Ces derniers temps, je réfléchis à l’inventory management, et il existe un indicateur qui, honnêtement, ne reçoit pas assez d’attention de la part des propriétaires d’entreprise : le ratio de rotation des stocks, ou ITR. C’est essentiellement votre réponse à la vitesse à laquelle vous déplacez réellement les produits depuis les rayons jusqu’entre les mains des clients.



Voici le point important : la plupart des entreprises détiennent bien trop de dead stock sans réaliser le coût réel. Ce capital immobilisé dans les entrepôts ? Il pourrait travailler plus dur ailleurs. La formule de l’ITR est assez simple : vous prenez votre coût des marchandises vendues (COGS) et vous le divisez par votre stock moyen. Donc, si vous réalisez 200 000 $ de COGS avec 20 000 $ de stock moyen, vous obtenez un ITR de 10. C’est votre point de départ.

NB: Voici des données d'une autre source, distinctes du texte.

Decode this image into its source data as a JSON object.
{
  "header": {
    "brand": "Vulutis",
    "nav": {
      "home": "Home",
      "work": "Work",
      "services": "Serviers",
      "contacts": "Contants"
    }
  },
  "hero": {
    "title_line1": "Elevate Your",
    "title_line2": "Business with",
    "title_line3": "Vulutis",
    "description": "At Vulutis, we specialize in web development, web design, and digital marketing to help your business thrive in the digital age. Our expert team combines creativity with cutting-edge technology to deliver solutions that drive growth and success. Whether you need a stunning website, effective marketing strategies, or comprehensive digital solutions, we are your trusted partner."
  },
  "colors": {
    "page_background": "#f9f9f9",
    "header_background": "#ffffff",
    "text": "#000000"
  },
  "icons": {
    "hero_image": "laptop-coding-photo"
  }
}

Mais comprendre la formule de l’ITR ne raconte pas toute l’histoire. Ce qui compte davantage, c’est ce que ce chiffre signifie réellement pour votre trésorerie et votre efficacité opérationnelle. Un ratio élevé signifie que les produits partent très vite — ce qui paraît génial jusqu’à ce que vous vous rendiez compte que vous risquez d’être constamment en rupture de stock et de perdre des ventes. Un ratio faible ? C’est généralement un signal d’alerte. Soit la demande est faible, soit vous produisez trop, soit votre marketing n’atteint pas la cible.

J’ai constaté que les entreprises qui réussissent vraiment à exploiter cet indicateur sont celles qui font de la prévision de la demande de manière sérieuse. Elles ne font pas de suppositions. Elles utilisent des données pour prédire ce que les clients veulent réellement, puis elles synchronisent leurs achats en conséquence. C’est là qu’entrent en jeu des systèmes comme l’inventaire juste-à-temps : vous ne commandez que ce dont vous avez besoin, au moment où vous en avez besoin. Cela réduit drastiquement vos coûts de stockage et permet aux produits de continuer à circuler.

La partie délicate, c’est l’équilibre à trouver. Vous voulez un ITR suffisamment élevé pour montrer une forte vitesse de vente, mais pas au point d’être en permanence en sous-stock. Et voilà ce que beaucoup de gens ratent : tous les produits ne se valent pas. Un article à forte marge qui tourne lentement peut en réalité être plus intéressant qu’un article à faible marge qui s’écoule très vite. Vous devez examiner la rentabilité en parallèle de votre formule d’ITR, pas seulement les chiffres bruts de rotation.

Les seasonal shifts compliquent aussi la donne. La vente au détail le sait bien : l’équipement d’hiver ne se vend pas de la même façon que le summer stock. Si vous ne tenez pas compte de ces schémas, l’interprétation de votre ITR devient confuse.

En résumé : suivre votre formule d’ITR est essentiel, mais ce n’est qu’une pièce du puzzle. Combinez-la avec une analyse des coûts, des ajustements saisonniers et des données sur la rentabilité des produits, et vous obtenez un véritable avantage opérationnel. C’est ainsi que vous optimisez réellement votre inventaire au lieu de courir après un simple chiffre.